Floods and conservation: best not to over-reach

“Nature has a way of dealing with high rainfall events and storms: in rainfall-prone areas, she covers the soils with thick, deeply-rooted plants, providing a network of vegetation that absorbs the water and hold the soils in place. Biodiverse ecosystems have a complexity and resilience that can take on more of the knocks that nature throws at us than eroded, heavily utilised or human-altered environments can.

Rich, dense vegetation in a landscape can dull the impact of a downpour, diluting, absorbing, channelling, holding and then slowly releasing water. Mangroves and salt marshes buffer coastal landscapes from storms, reducing the force of the onslaught by softening its power and slowing the erosive energy of wind and wave action. These systems are designed by nature to take on nature.

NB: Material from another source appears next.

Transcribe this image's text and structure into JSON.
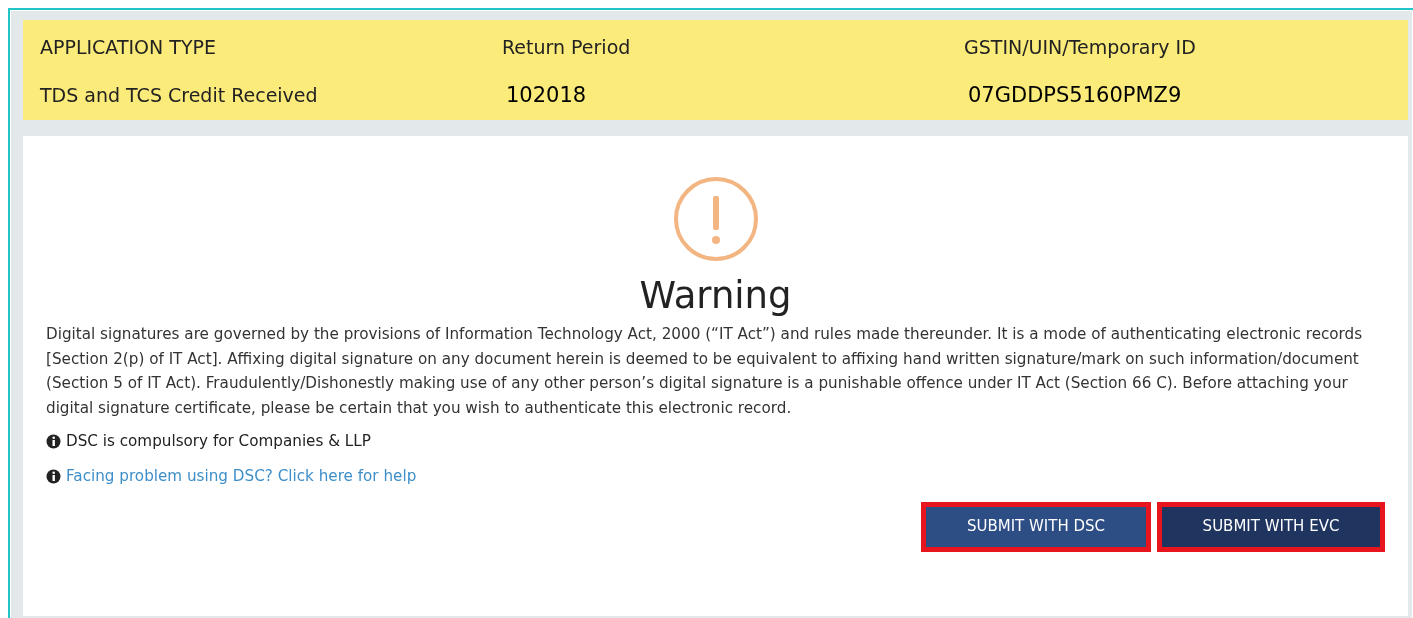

If you mess about with these systems, what happens? The services provided by ecosystems erode and things start to go wrong. If you remove vegetation from the land, soils are laid bare and are washed away. If you carve up a landscape, alter natural features, damage the soil structure, pave it, or build all over it, nature will battle to function.”

That is Pippa Howard from FFI on how poor landscape management in Britain has contributed to the current floods severely impacting parts of southern England. I agree with the main thrust of her piece, but I was nonetheless alarmed by a couple of important points.

Firstly nature never designs anything. It might seem a nice turn of phrase but it is sloppy language and a little bit of thought could have removed the anthromorphism without diminishing the power of the argument.

This has a bearing on the second point, which is that on their own nature’s flood defences are often not sufficient. Nature is as red in tooth and claw as she ever is nurturing and maternal, and certainly won’t hold back from the odd catastrophic flood just because we go all eco-activist. Indeed the occasional catastrophic occurrence is very much a part of how nature goes about refreshing herself.* How else do you think we got big wide flood plains around just about every major river in the world? Ecosystems have both short term cycles and longer term, often more abrupt and less predictable dynamics, that interact in complex ways. Some species even rely on once in a decade type events to reproduce (desert flowers are a classic case in point).

All of which is little comfort to flooded farmers in the Somerset Levels and elsewhere. Yes the focus may well have swung too far one way, and more sensible approaches to landscape management could undoubtedly help mitigate future floods. But I’d keep the man-made defences too.

* Ok I admit it: this anthromorphism can be hard to avoid!